Les Akambas des temps modernes, comme la plupart des Kenyans, s'habillent de manière assez conventionnelle, à la manière des Occidentaux. Les hommes portent donc des pantalons, généralement faits de coton d'aneth, et des chemises. Les jeunes garçons portent, comme la règle l'impose, des shorts et des chemises à manches courtes, généralement en coton, ou des tee-shirts. Traditionnellement, les hommes Akamba portent des kilts en cuir, conçus à partir des peaux d'animaux ou des écorces d'arbres, et de nombreux bijoux, principalement en cuivre et en laiton, consistant en colliers, bracelets et chevillières.
Les femmes s'habillent également à la mode européenne, en choisissant parmi les robes, jupes, pantalons, jeans et shorts conçus dans les tissus du pays. Dans le passé, elles étaient attirées vers des jupes en cuir ou en écorce à hauteur de genou, embellies avec des perles, et portaient des colliers également en perles obtenues des marchands swahilis et arabes. Elles se rasaient la tête et portaient un bandeau décoré de perles. Les nombreux groupes de danse festive ou religieuse arboraient des couleurs et des motifs similaires pour se distinguer entre eux des autres groupes.

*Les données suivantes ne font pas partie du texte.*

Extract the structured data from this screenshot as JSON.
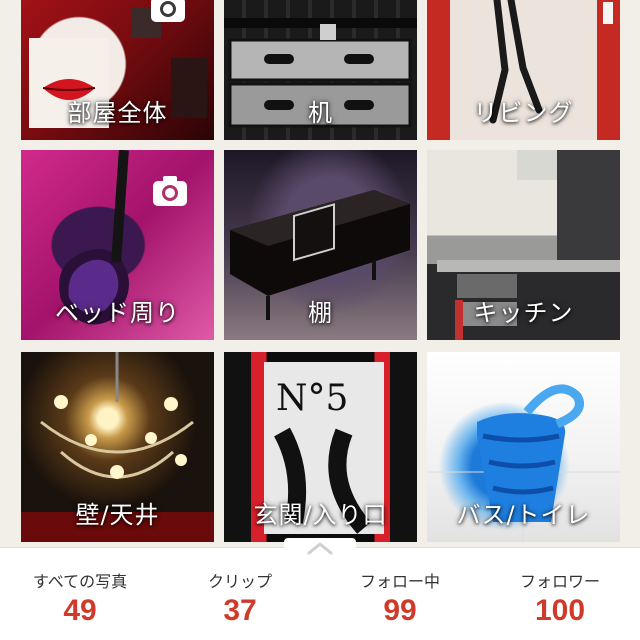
{
  "categories": [
    {
      "label": "部屋全体"
    },
    {
      "label": "机"
    },
    {
      "label": "リビング"
    },
    {
      "label": "ベッド周り"
    },
    {
      "label": "棚"
    },
    {
      "label": "キッチン"
    },
    {
      "label": "壁/天井"
    },
    {
      "label": "玄関/入り口"
    },
    {
      "label": "バス/トイレ"
    }
  ],
  "camera_icon": "camera-icon",
  "stats": [
    {
      "label": "すべての写真",
      "value": "49"
    },
    {
      "label": "クリップ",
      "value": "37"
    },
    {
      "label": "フォロー中",
      "value": "99"
    },
    {
      "label": "フォロワー",
      "value": "100"
    }
  ],
  "colors": {
    "accent_number": "#cf3a2a",
    "background": "#f2efe9"
  }
}
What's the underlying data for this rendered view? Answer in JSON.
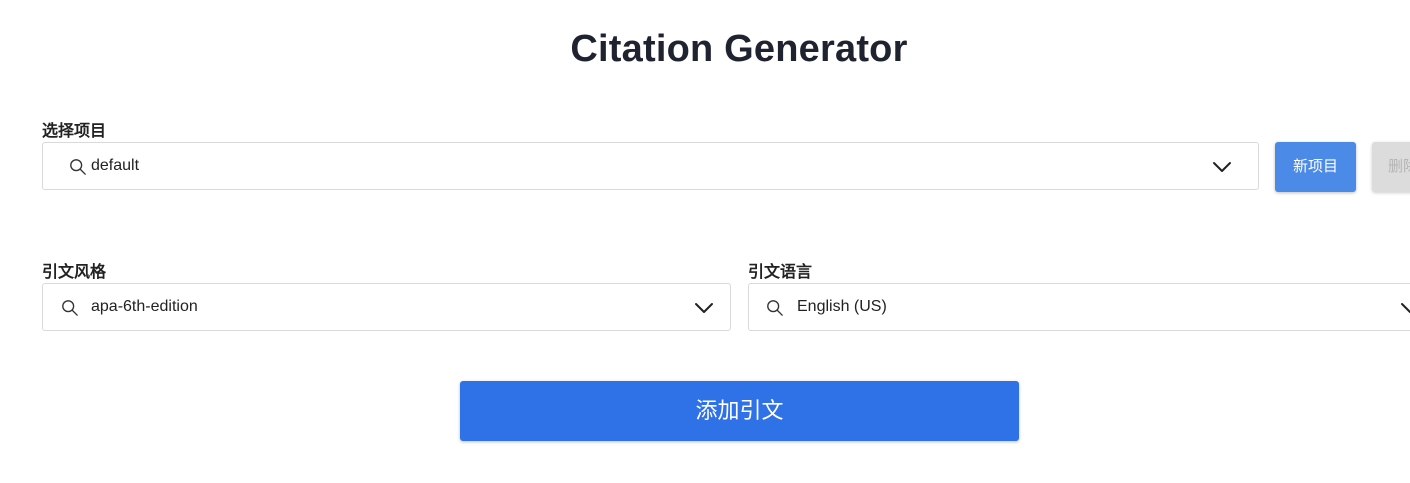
{
  "header": {
    "title": "Citation Generator"
  },
  "project": {
    "label": "选择项目",
    "value": "default",
    "new_button": "新项目",
    "delete_button": "删除"
  },
  "style": {
    "label": "引文风格",
    "value": "apa-6th-edition"
  },
  "language": {
    "label": "引文语言",
    "value": "English (US)"
  },
  "actions": {
    "add_citation": "添加引文"
  },
  "colors": {
    "primary": "#4b8ae6",
    "primary_big": "#2f72e8",
    "disabled": "#dcdcdc",
    "text": "#1f2330"
  }
}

Traditionnellement, les hommes et les femmes sont chaussés de sandales en cuir, spécialement pour s'aventurer loin de leurs terres, vers les marchés ou dans les délégations ; chez eux ou dans leurs champs, ils restaient pieds nus.
L'artisan Mutisya Muge est également un personnage célèbre à Mombasa, pour avoir introduit la sculpture sur bois dans la communauté Akambani. Son entreprise fondée en 1916 est désormais une coopérative mondialement réputée pour ses produits de l'art africain, qui emploie jusqu'à 10 000 membres ou non-membres, la Akamba Handicraft Industry Cooperative Society[13].